How much of Love in a Dead Language is inspired by the Kama Sutra specifically and Sanskrit literature in general?
In writing Love in a Dead Language, I aspired to do for the Kama Sutra what the Talmud did for the Torah. It's confusing to refer to the Kama Sutra, however, without distinguishing between the scientific-sexological treatise compiled by a Brahmin moralist in Gupta India and the romantic-erotic symbol construed in the nineteenth and twentieth century and still developing. While the ancient Sanskrit text itself has inspired very little other than a few obscure commentaries, the symbol has inspired a full line of products including massage oils, body dusts, pleasure balms, lingerie, lubricants, condoms, sex toys, plenty of X-rated videos and adult web sites, lots of illustrated sex manuals and compilations of erotic art, a major motion picture, and Love in a Dead Language. The symbol is incredibly powerful--it intrigues me that people who have never heard of Sanskrit or the Veda, who would not be able to name the capital of India, have heard of the Kama Sutra and could tell you exactly what it's about. When Clinton was in India last year, an Indian diplomat gave him a book; the President looked at the cover and, seeing that it was the Kama Sutra, immediately and wisely handed the dangerous symbol back. It's a cheerful thought that with George W. Bush in the White House, Bill Clinton will finally get to read the Kama Sutra.
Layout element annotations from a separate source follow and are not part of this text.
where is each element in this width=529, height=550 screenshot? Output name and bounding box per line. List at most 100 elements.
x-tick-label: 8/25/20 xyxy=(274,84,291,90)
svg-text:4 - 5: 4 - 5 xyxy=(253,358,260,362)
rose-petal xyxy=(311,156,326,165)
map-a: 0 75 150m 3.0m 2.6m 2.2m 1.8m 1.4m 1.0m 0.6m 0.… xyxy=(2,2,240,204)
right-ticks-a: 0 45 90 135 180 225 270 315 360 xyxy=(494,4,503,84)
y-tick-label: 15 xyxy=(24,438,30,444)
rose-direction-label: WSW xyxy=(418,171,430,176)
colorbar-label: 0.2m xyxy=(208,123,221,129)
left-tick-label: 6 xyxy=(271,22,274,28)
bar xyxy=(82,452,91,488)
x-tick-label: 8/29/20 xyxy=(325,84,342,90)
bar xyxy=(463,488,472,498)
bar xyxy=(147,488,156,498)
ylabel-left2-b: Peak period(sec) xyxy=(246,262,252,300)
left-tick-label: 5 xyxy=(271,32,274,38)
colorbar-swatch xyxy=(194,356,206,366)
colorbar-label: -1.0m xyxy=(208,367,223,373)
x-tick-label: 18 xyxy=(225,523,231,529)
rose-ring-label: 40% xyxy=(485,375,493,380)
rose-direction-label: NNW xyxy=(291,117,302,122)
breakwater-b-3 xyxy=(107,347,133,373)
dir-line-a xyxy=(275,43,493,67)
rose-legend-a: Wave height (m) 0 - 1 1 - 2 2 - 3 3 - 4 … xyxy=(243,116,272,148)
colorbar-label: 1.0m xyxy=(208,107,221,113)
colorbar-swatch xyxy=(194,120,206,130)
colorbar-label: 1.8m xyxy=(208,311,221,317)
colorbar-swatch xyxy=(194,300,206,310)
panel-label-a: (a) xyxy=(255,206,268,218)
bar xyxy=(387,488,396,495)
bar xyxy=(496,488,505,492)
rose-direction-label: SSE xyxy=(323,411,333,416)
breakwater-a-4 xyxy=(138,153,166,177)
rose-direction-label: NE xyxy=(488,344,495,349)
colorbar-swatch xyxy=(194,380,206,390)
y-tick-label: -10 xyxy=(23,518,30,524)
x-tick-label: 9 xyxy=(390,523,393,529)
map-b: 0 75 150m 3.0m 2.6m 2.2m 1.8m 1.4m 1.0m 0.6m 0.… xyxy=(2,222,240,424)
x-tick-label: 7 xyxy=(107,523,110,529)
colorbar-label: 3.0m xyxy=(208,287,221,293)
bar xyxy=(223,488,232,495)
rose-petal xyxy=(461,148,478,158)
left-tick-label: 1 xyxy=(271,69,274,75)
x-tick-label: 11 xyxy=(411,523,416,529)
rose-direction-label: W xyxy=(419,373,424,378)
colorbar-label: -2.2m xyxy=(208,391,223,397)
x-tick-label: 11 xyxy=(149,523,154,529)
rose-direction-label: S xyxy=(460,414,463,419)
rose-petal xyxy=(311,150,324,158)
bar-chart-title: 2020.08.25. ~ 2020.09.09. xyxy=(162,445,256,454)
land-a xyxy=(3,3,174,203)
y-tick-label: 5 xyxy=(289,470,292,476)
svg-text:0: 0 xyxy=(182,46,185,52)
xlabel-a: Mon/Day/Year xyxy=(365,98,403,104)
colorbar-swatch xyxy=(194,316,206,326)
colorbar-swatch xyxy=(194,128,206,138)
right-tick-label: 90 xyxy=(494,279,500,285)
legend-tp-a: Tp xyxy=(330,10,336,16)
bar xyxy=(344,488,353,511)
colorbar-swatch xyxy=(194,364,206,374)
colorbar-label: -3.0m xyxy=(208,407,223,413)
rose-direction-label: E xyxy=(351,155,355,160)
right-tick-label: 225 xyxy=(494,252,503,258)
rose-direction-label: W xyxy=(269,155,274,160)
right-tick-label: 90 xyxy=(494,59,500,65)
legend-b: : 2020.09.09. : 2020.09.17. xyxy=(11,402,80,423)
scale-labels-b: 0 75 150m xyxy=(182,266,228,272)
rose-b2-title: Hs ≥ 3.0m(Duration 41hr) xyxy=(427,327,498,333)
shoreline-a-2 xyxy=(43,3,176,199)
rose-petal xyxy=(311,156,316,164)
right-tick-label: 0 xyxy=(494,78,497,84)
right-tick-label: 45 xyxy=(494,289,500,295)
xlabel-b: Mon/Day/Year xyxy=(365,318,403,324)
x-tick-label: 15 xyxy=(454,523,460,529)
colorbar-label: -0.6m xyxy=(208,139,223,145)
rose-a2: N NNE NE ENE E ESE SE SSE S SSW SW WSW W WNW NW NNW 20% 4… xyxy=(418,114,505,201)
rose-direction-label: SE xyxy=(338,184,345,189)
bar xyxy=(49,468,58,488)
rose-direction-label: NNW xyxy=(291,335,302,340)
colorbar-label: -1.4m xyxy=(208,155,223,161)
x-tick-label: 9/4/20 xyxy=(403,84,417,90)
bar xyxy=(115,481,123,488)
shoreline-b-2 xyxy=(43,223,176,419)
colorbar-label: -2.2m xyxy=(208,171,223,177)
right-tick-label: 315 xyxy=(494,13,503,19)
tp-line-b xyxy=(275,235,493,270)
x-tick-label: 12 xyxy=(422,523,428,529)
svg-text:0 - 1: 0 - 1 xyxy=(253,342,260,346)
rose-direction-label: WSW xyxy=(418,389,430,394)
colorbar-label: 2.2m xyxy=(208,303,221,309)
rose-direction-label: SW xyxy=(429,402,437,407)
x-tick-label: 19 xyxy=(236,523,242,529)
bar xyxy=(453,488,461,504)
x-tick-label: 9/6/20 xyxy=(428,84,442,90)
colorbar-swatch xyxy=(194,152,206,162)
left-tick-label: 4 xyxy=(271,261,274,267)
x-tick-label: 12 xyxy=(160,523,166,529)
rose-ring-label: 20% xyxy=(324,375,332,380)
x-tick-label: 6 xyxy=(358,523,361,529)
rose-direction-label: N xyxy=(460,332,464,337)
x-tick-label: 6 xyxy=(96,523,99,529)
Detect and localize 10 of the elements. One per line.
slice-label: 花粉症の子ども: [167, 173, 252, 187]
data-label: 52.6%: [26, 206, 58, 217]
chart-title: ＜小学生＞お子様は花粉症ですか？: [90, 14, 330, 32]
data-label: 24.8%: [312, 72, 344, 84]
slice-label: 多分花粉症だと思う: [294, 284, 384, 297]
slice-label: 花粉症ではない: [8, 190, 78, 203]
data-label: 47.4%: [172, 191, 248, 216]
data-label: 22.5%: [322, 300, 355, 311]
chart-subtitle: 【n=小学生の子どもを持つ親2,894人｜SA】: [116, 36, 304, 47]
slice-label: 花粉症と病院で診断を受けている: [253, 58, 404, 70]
What is the relationship between yourself and the character that bears your name in Love in a Dead Language?
In real life I am much more handsome than the Lee Siegel in the novel (although, I must admit, he does know more Sanskrit than I do).
What are you working on next?
A new novel about the same old stuff: sex, love, death, and trying to have a good time anyway.
Asia Society interview conducted by Michelle Caswell.